Home > Categories > Entertainment > Television > All Creatures Great and Small: Series Four review
Based on the best-selling novels by James Herriot, All Creatures Great and Small is a wonderful, heart-warming series that the entire family can get together and enjoy. Series Four sees much of the material taken straight from Herriot's fourth book, "The Lord God Made Them All', and is somewhat more serious than the previous three series'.
The setting is now the early Fifties, and the Dales are still suffering from the bleak austerity that gripped all of England after World War II. Times are changing for the small town in the English countryside, and the people must learn to grow, stumble and adapt to their post-war lives. James Herriot (played by Christopher Timothy), suffers a loss of innocence of sorts after returning from the war and over the ten episodes from Series Four the changes within him become more pronounced. Now that Tristan (Peter Davison) has landed an exalted position in the Ministry of Agriculture and Fisheries, the small Darrowby practice recruits a young Scottish vet Calum (John McGlynn), who arrives by motorcycle with a badger in his luggage, and a fresh burst of energy for the team!
DVD Special features:
• An interview with Christopher Timothy from BBC's Daytime Live
• An interview with John McGlynn from BBC's Noticeboard.
Product reviews...
This takes me back... to my childhood and an age of innocence, well, for me at least.

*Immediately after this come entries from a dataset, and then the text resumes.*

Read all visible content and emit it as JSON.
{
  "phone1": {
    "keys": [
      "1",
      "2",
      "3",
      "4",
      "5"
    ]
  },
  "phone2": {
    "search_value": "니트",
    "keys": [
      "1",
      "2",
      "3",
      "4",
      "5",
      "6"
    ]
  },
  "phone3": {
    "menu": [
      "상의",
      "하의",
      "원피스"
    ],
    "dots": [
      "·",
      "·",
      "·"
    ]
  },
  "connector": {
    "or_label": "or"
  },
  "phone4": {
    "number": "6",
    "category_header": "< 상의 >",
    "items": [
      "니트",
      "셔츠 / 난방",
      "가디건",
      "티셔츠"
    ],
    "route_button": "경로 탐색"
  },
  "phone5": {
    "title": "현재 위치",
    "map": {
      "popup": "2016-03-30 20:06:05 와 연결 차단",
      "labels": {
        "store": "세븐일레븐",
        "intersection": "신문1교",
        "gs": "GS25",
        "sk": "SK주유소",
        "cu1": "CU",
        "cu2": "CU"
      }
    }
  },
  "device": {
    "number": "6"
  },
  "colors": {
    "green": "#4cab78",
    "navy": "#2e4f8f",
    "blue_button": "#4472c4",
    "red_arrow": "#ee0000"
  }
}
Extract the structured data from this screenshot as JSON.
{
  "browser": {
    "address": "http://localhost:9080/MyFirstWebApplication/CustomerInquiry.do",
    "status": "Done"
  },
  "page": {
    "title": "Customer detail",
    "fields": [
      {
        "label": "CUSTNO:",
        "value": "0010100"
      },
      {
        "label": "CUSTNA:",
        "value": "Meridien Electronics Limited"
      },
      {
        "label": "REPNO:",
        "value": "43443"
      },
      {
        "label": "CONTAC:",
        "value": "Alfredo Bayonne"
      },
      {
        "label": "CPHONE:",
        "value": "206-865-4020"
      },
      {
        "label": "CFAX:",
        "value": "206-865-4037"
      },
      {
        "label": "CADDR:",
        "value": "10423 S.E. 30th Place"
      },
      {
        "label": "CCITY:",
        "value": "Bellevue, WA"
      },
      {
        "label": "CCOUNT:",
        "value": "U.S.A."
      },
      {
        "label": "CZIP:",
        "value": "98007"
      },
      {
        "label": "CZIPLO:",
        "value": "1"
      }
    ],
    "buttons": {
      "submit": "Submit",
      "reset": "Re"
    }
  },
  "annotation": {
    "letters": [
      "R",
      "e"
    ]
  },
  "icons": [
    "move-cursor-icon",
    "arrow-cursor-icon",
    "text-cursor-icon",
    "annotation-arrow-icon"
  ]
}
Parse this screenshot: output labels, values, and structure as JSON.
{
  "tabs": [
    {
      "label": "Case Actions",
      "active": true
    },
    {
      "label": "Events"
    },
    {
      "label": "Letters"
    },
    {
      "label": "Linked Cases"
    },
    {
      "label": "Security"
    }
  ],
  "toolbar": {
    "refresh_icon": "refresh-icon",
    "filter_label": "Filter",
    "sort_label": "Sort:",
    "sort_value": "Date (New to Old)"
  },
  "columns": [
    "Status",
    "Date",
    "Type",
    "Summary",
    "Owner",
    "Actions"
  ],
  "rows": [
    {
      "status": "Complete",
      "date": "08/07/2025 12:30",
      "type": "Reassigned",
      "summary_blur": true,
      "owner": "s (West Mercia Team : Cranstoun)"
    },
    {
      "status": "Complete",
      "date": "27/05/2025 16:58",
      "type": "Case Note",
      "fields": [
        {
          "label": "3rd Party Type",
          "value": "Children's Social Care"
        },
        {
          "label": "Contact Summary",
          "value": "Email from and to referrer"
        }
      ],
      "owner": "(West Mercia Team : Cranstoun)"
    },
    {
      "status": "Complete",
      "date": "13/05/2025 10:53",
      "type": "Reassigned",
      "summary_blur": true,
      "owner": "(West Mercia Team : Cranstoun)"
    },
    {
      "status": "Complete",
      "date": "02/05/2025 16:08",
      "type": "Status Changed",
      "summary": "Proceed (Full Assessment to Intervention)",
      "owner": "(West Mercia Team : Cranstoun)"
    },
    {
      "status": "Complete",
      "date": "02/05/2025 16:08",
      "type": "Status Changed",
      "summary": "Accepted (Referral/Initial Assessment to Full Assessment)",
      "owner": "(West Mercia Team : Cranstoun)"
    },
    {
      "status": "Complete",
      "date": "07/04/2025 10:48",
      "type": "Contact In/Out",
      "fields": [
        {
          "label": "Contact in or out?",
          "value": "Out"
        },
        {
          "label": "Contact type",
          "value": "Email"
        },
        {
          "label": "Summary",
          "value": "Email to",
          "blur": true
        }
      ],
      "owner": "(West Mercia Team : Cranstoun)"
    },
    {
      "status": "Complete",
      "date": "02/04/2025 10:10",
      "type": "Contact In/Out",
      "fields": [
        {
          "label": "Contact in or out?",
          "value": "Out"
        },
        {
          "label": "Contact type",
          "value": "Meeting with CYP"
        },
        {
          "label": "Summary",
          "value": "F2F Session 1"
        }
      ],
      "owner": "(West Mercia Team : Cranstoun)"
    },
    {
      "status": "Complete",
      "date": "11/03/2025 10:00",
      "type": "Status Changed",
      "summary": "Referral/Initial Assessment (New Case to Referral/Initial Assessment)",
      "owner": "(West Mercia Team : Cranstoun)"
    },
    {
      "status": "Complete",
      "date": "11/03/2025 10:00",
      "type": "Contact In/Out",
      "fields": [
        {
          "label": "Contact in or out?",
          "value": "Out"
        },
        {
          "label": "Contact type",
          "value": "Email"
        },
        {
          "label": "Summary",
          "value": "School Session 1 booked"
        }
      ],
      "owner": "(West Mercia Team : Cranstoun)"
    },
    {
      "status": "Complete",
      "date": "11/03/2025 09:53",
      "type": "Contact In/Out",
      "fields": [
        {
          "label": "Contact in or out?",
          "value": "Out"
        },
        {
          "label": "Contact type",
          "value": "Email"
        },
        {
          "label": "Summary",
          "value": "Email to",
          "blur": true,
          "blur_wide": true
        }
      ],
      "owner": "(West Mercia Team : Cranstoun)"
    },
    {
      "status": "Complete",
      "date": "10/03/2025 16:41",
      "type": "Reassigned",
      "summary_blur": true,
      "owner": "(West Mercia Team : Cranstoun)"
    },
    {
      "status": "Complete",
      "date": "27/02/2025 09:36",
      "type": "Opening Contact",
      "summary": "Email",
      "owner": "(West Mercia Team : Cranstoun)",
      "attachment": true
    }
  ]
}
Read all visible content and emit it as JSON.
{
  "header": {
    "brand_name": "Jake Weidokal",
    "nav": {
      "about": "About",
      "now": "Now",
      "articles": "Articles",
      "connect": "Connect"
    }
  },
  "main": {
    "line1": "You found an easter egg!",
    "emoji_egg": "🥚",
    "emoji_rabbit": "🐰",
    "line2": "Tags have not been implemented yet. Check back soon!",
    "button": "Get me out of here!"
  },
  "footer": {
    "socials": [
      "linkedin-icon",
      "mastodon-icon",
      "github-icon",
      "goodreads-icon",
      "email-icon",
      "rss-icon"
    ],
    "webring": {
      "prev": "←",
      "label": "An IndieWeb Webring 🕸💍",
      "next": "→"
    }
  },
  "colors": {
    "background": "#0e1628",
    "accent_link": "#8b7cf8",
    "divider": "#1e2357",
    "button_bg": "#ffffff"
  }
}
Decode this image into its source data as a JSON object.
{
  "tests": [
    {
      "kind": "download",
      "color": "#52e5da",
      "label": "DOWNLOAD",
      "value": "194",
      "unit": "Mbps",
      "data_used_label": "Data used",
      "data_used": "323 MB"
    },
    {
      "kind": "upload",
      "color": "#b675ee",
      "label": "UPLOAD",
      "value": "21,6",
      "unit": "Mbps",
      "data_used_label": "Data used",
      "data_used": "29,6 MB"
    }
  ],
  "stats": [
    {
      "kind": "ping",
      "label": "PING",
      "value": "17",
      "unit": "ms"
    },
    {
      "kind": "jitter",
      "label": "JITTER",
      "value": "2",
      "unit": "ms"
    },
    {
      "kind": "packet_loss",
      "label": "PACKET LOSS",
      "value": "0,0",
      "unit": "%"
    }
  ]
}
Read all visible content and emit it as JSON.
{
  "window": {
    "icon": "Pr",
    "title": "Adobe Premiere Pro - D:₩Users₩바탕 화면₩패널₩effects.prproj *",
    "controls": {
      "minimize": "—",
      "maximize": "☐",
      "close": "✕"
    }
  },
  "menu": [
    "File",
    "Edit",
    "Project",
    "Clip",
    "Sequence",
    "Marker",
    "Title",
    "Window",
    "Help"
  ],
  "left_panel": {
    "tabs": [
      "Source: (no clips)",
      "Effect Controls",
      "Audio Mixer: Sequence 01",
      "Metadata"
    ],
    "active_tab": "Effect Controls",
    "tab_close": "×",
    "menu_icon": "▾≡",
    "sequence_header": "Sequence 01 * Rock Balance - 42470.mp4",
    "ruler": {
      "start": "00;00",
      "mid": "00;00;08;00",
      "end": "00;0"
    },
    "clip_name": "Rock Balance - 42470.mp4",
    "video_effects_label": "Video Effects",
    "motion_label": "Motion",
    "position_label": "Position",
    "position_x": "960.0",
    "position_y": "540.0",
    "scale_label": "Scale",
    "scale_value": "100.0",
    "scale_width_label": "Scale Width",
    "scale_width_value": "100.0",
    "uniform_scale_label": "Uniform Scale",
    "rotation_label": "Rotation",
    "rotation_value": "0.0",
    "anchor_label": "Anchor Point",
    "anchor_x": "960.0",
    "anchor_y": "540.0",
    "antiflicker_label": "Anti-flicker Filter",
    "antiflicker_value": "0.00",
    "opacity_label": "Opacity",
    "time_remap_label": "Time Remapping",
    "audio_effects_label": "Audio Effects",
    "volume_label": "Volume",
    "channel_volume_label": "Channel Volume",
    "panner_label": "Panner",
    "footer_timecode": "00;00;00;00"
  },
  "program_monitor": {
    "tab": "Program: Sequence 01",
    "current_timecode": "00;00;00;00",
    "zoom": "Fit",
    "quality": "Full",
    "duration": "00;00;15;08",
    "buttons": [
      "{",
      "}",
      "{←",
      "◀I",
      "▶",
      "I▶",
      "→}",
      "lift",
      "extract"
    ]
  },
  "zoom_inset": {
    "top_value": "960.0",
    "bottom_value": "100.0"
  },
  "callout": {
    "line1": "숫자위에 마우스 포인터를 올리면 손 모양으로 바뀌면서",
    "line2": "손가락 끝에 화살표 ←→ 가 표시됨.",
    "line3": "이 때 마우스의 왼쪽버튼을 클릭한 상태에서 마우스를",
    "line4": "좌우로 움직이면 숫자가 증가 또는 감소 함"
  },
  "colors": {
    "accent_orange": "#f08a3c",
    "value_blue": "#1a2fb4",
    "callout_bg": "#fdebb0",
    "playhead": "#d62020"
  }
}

Every Sunday night, the whole of the Diogenes family was curled up in front of the TV to watch the adventures of James Herriot in the scenic Yorkshire Dales. This was always used as a threat to behave, because any misbehavior would mean forfeiting All Creatures Great and Small. And that was something none of us kids wanted to miss.
So, some *Cough* years later, putting the disk in the DVD player and pressing play, I am surrounded by that familiar sound, and that sound alone brings back memories of Sunday roast and roaring winter fires.
Herriot is just as I remember, accompanied by all my old favourites. Helen, Seigfried, Tristan - and that chap who rings to say he is in the 'Telephone cossak' saying his pig is dying from semolina.
What can be said? This is a total nostalgia fest for me, something I feel an utter pleasure to review and something I would not miss.
Putting on the disks the first time, my daughter called "Boring" but ended up sitting through more than one episode and would have sat through more had she not been sent to bed.
Clearly, after all these years, the magic of Herriot has captured a new generation - and that is the mark of a good, classic family show. Well Done BBC for releasing this show - and, I eagerly await the next series.